A new open-access model of scholarly reporting, championed by Harold Varmus, MD, the former Director of the National Institutes of Health (NIH), has been proposed and has the potential to markedly change the current publishing activities of the ADA (as well as other nonprofit organizations that publish journals). Under open access, authors (and by extension, their funding agencies, including NIH) bear the cost of producing their journals in the form of publication charges of $1,500+ per paper. The journals are accessible free online with open access to anyone. This contrasts with the current model (followed by most scholarly journals, including ours) in which journals are supported with individual and institutional subscriptions, advertising, reprint sales, royalties, and other sources of income, and authors pay only nominal page charges.

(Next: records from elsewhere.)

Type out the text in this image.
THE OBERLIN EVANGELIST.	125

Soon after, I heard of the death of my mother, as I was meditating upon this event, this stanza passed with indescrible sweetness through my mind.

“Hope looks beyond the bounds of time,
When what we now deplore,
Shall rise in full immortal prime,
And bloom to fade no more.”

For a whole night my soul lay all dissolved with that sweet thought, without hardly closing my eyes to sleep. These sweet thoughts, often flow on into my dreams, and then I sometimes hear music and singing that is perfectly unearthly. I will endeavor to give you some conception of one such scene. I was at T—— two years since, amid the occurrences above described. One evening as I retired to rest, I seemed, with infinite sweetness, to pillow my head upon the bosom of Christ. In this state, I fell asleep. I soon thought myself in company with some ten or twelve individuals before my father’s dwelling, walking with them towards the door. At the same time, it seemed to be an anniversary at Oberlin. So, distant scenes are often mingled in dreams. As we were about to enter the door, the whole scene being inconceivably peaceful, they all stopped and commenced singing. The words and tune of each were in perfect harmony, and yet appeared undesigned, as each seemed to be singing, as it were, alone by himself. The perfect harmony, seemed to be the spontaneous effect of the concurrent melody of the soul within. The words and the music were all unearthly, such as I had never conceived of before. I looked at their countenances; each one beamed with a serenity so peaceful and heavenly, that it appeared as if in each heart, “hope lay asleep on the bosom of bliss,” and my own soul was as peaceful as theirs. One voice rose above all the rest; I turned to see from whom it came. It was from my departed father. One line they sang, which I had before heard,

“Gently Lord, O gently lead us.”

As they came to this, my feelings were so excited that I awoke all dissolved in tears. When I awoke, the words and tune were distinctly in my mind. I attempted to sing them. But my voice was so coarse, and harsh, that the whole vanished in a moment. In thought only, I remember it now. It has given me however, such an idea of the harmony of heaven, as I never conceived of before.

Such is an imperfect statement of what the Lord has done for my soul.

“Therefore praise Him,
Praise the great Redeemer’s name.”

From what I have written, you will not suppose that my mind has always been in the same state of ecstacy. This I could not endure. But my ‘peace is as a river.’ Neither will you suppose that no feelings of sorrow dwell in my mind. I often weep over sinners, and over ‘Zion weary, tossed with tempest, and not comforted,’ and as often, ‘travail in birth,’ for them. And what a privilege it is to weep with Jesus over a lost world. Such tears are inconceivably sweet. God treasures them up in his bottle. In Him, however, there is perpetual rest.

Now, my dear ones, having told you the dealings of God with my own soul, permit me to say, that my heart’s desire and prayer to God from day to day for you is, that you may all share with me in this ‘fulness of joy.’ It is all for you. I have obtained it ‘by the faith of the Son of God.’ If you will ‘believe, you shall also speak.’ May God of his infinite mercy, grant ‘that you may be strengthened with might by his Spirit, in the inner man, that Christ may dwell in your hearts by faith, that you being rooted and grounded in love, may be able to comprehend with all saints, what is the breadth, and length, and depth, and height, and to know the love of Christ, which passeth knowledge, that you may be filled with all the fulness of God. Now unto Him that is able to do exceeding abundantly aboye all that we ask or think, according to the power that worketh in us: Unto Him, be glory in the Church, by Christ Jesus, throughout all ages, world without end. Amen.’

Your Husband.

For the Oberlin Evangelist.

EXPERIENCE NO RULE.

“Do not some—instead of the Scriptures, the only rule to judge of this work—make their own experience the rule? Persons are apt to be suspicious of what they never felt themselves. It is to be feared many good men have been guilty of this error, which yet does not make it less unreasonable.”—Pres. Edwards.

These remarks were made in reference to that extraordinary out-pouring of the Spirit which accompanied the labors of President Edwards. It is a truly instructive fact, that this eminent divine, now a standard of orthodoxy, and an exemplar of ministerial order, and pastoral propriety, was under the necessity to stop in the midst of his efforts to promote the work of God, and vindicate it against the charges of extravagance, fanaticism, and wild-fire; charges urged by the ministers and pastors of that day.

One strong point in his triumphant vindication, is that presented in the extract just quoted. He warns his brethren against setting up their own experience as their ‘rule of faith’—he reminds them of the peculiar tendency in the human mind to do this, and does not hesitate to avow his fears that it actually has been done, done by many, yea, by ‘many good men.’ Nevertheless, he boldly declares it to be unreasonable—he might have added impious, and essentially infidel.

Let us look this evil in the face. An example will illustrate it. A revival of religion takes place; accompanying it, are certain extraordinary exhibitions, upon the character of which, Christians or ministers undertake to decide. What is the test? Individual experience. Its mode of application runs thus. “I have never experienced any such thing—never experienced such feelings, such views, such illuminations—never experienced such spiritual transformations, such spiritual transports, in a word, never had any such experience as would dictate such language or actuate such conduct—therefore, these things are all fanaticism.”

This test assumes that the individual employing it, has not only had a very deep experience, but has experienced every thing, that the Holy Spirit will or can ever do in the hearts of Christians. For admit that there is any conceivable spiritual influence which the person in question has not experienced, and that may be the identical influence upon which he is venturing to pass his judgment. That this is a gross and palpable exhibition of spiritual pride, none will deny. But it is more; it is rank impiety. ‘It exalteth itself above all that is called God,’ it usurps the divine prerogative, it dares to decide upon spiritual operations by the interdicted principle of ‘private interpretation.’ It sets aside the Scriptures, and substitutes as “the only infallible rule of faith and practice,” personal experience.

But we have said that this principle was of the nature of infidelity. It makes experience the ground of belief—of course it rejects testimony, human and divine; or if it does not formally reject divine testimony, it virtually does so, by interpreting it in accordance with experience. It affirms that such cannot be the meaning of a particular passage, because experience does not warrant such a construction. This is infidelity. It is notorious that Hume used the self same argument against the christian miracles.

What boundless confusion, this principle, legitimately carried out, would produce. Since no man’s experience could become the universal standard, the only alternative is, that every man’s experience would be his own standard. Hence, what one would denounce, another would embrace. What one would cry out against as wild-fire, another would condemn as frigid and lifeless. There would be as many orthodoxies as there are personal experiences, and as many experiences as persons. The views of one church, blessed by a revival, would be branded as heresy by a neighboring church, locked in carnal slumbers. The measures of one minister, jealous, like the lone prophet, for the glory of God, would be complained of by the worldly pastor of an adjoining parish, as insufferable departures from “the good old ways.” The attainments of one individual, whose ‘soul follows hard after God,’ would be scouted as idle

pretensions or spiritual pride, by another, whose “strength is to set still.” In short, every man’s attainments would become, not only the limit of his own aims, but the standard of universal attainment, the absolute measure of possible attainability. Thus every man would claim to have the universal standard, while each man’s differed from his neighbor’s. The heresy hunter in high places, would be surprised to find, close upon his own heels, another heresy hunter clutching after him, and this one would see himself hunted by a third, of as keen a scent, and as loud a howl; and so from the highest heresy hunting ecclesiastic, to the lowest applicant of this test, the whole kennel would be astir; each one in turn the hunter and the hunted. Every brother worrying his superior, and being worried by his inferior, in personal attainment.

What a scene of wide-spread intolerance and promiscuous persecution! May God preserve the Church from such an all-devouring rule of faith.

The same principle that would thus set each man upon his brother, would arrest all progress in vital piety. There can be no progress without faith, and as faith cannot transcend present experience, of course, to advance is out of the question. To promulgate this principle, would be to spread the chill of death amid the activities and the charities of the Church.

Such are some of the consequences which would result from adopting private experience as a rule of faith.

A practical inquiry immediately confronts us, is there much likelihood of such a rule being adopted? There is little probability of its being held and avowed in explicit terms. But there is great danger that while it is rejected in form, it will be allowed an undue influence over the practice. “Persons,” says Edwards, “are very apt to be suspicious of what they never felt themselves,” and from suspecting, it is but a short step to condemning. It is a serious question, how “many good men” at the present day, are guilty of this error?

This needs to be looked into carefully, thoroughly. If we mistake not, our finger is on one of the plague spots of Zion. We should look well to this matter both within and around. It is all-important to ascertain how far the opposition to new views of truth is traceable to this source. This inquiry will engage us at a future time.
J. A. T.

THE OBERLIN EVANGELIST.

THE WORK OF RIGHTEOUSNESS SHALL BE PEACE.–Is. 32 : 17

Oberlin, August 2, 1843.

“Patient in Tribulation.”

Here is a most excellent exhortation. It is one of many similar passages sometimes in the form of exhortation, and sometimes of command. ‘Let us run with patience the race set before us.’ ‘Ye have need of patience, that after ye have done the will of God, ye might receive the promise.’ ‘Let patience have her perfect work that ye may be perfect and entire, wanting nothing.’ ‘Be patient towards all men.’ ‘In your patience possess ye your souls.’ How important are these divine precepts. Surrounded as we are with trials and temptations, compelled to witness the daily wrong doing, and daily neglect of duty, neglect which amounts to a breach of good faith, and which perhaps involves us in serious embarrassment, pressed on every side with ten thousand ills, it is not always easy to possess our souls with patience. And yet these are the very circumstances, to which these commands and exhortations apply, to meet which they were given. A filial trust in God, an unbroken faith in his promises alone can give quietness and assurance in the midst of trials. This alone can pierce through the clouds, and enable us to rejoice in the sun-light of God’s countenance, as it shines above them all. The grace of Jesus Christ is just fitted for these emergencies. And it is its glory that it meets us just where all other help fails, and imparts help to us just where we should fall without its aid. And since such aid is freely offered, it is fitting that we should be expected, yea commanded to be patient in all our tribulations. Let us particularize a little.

Although dispersion of research information to as many people and as rapidly as possible seems desirable, there are potential drawbacks to this approach to open access. Authors’ fees of $1,500 per paper are insufficient to support rigorous peer review and the other activities of an outside editorial office maintained by journals such as Diabetes Care. Fees of these types would have to be taken from grants supporting the research and would certainly curtail publications not supported by grants. Open access, as currently construed, requires posting of the peer-reviewed accepted manuscript before copy editing, a process that almost always results in some changes, some of which may change content meaning. Open-access publishers require authors or copyright holders to make a sweeping grant of rights to all users, including an irrevocable right to use or reproduce the work in any form and to make derivative works for any purpose, including commercial ones, without prior authorization. The potential to make medical literature susceptible to misrepresentation is obvious.
In September, the federal government took an initial step toward implementing open access, one that will affect NIH-funded authors publishing in this and other journals. NIH Director Elias Zerhouni, MD, has issued a proposed rule that would require all NIH grantees to deposit a copy of manuscripts accepted by journals into an NIH repository, Pub Med Central, where they would be freely available online after 6 months (this would be before publication for some journals). Diabetes Care and Diabetes now make our content freely available online 6 months after publication. We need to follow this issue closely.
As we enter the final innings of the game, the editorial team continues to anticipate the excitement and challenges of providing new high-quality scientific information that has current or near-term clinical relevance for people with diabetes. You, our readers, and the ADA should expect no less.